Another way to deal with it would just be to give the ConvNet the information somewhere in the architecture. What we'd really like to have would be a bunch of features like this (which we'd get for free by developing a visual-bag-of-words classifier) for the image that would work fine in just a simple linear classifier and put them in the last hidden layer. Although, who knows if it might work better in the second last or before.
Or, we could take the output of the ConvNet and average it with a classifier working with these kinds of features.
Or, we could just never resize. Stick with a relatively large image size (150x150 maybe). Augment smaller animal's data by moving them around in this big blank space and crop larger images to fit. Then, the ConvNet has to learn about the sizes.
Anyway, it would be interesting to see how well a simple classifier using just image size would work.

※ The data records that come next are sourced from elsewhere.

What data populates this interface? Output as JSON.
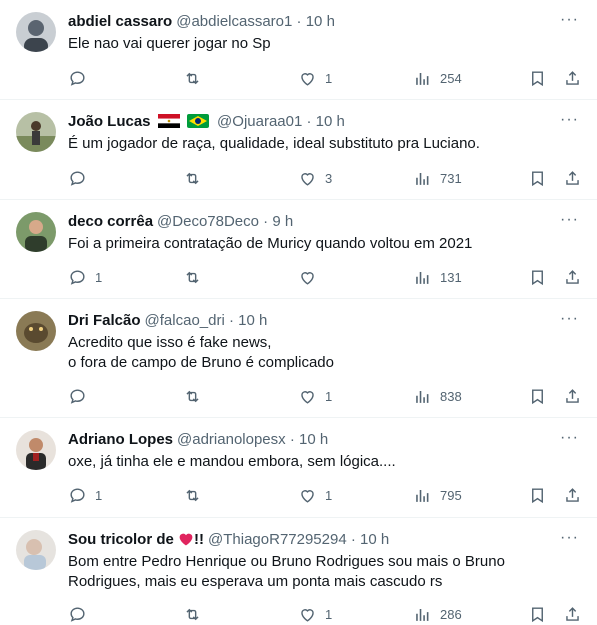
{
  "replies": [
    {
      "name": "abdiel cassaro",
      "handle": "@abdielcassaro1",
      "time": "10 h",
      "text_lines": [
        "Ele nao vai querer jogar no Sp"
      ],
      "replies": "",
      "reposts": "",
      "likes": "1",
      "views": "254",
      "avatar_color": "#5a6470"
    },
    {
      "name": "João Lucas",
      "handle": "@Ojuaraa01",
      "time": "10 h",
      "text_lines": [
        "É um jogador de raça, qualidade, ideal substituto pra Luciano."
      ],
      "replies": "",
      "reposts": "",
      "likes": "3",
      "views": "731",
      "avatar_color": "#7a8a5c",
      "name_emojis": [
        "flag-egypt-icon",
        "flag-brazil-icon"
      ]
    },
    {
      "name": "deco corrêa",
      "handle": "@Deco78Deco",
      "time": "9 h",
      "text_lines": [
        "Foi a primeira contratação de Muricy quando voltou em 2021"
      ],
      "replies": "1",
      "reposts": "",
      "likes": "",
      "views": "131",
      "avatar_color": "#3e5a3a"
    },
    {
      "name": "Dri Falcão",
      "handle": "@falcao_dri",
      "time": "10 h",
      "text_lines": [
        "Acredito que isso é fake news,",
        "o fora de campo de Bruno é complicado"
      ],
      "replies": "",
      "reposts": "",
      "likes": "1",
      "views": "838",
      "avatar_color": "#6b5a3a"
    },
    {
      "name": "Adriano Lopes",
      "handle": "@adrianolopesx",
      "time": "10 h",
      "text_lines": [
        "oxe, já tinha ele e mandou embora, sem lógica...."
      ],
      "replies": "1",
      "reposts": "",
      "likes": "1",
      "views": "795",
      "avatar_color": "#a06a4a"
    },
    {
      "name": "Sou tricolor de",
      "name_suffix": "!!",
      "handle": "@ThiagoR77295294",
      "time": "10 h",
      "text_lines": [
        "Bom entre Pedro Henrique ou Bruno Rodrigues sou mais o Bruno",
        "Rodrigues, mais eu esperava um ponta mais cascudo rs"
      ],
      "replies": "",
      "reposts": "",
      "likes": "1",
      "views": "286",
      "avatar_color": "#d8d4d0",
      "name_emojis": [
        "red-heart-icon"
      ]
    }
  ],
  "ui": {
    "dot": "·",
    "more": "···",
    "accent_gray": "#536471",
    "heart_red": "#e0245e"
  }
}
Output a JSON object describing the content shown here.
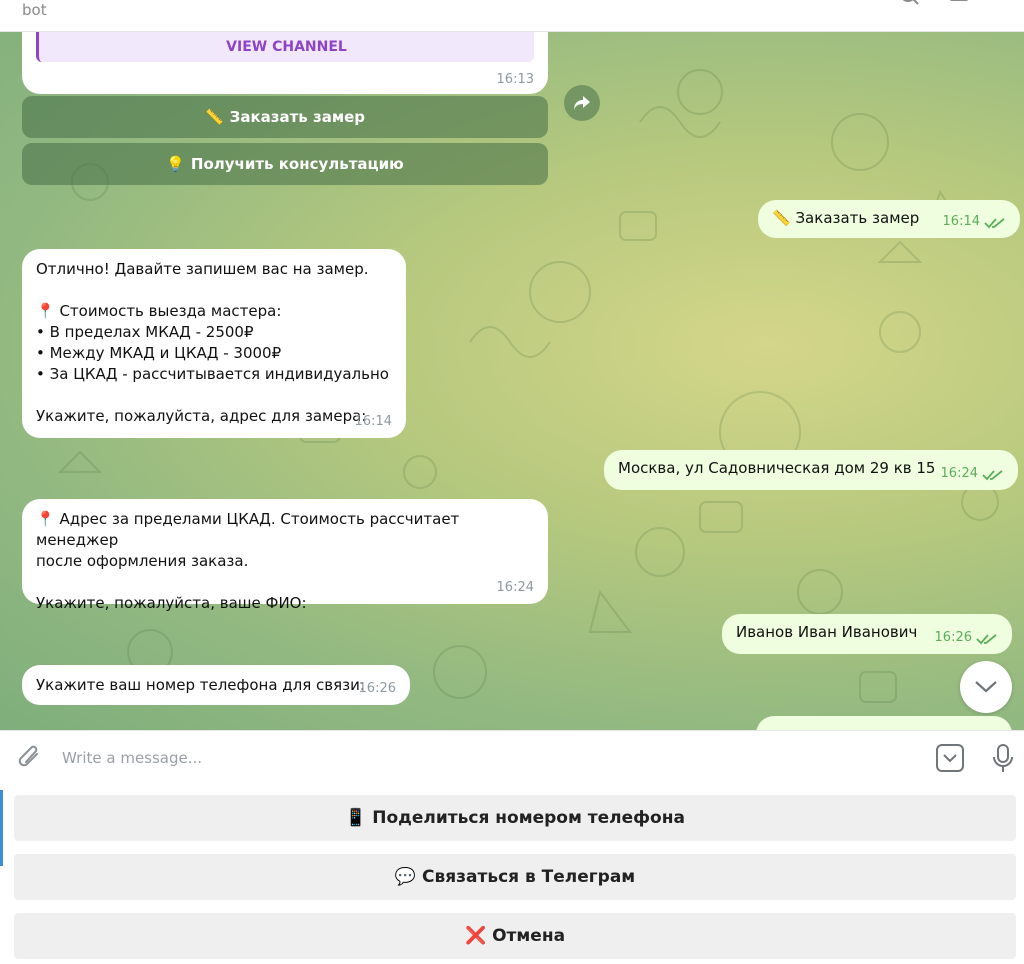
{
  "header": {
    "status": "bot"
  },
  "chat": {
    "channel_label": "VIEW CHANNEL",
    "channel_time": "16:13",
    "inline_buttons": [
      {
        "emoji": "📏",
        "label": "Заказать замер"
      },
      {
        "emoji": "💡",
        "label": "Получить консультацию"
      }
    ],
    "messages": [
      {
        "direction": "out",
        "text": "📏 Заказать замер",
        "time": "16:14"
      },
      {
        "direction": "in",
        "text": "Отлично! Давайте запишем вас на замер.\n\n📍 Стоимость выезда мастера:\n• В пределах МКАД - 2500₽\n• Между МКАД и ЦКАД - 3000₽\n• За ЦКАД - рассчитывается индивидуально\n\nУкажите, пожалуйста, адрес для замера:",
        "time": "16:14"
      },
      {
        "direction": "out",
        "text": "Москва, ул Садовническая дом 29 кв 15",
        "time": "16:24"
      },
      {
        "direction": "in",
        "text": "📍 Адрес за пределами ЦКАД. Стоимость рассчитает менеджер\nпосле оформления заказа.\n\nУкажите, пожалуйста, ваше ФИО:",
        "time": "16:24"
      },
      {
        "direction": "out",
        "text": "Иванов Иван Иванович",
        "time": "16:26"
      },
      {
        "direction": "in",
        "text": "Укажите ваш номер телефона для связи:",
        "time": "16:26"
      }
    ]
  },
  "composer": {
    "placeholder": "Write a message..."
  },
  "reply_keyboard": [
    {
      "emoji": "📱",
      "label": "Поделиться номером телефона"
    },
    {
      "emoji": "💬",
      "label": "Связаться в Телеграм"
    },
    {
      "emoji": "❌",
      "label": "Отмена"
    }
  ],
  "icons": {
    "share": "share-arrow-icon",
    "scroll": "chevron-down-icon",
    "attach": "paperclip-icon",
    "commands": "keyboard-toggle-icon",
    "mic": "microphone-icon",
    "read": "double-check-icon"
  },
  "colors": {
    "outgoing_bubble": "#eefedf",
    "incoming_bubble": "#ffffff",
    "accent": "#3a8fd9",
    "channel_text": "#8e44c8",
    "channel_bg": "#f1e9fb"
  }
}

I'll make an issue for this and describe how it could be done.
OK, made a couple of issues, one in the work repo and one in the tools repo. The work one is about making the submission and the tools one is about making the code. What a great example of why I thought we should separate the two things, right?
I'm going to evolve this issue into something more precise:
We need a way of adding arbitrary data about images into the first or second fully connected (so it is the first MLP not CNN layer) of the network, without it going through the proceeding layers.
Could @matt-graham do this?
Coded up an example YAML file opencv_integration.yaml
that uses a single MLP layer to forward the OpenCV features straight into the fully connected layers, while feeding resized images through the same convolutional architecture we have already been using. Couldn't get past NLL 3.0 in testing. Could require some more careful checking of settings and looking at the monitoring traces to figure out what's going wrong.
The distribution of image sizes is different for each class, because some of the plankton are much larger than others. The size of the image could be used to make a submission by itself.
Since the CNN will have to have its input images resized so they are all the same, it will lose the information about the intrinsic size of the image and its contents. Therefore, we could possibly do better if we combine the CNN predictions with a prior based on the image sizes.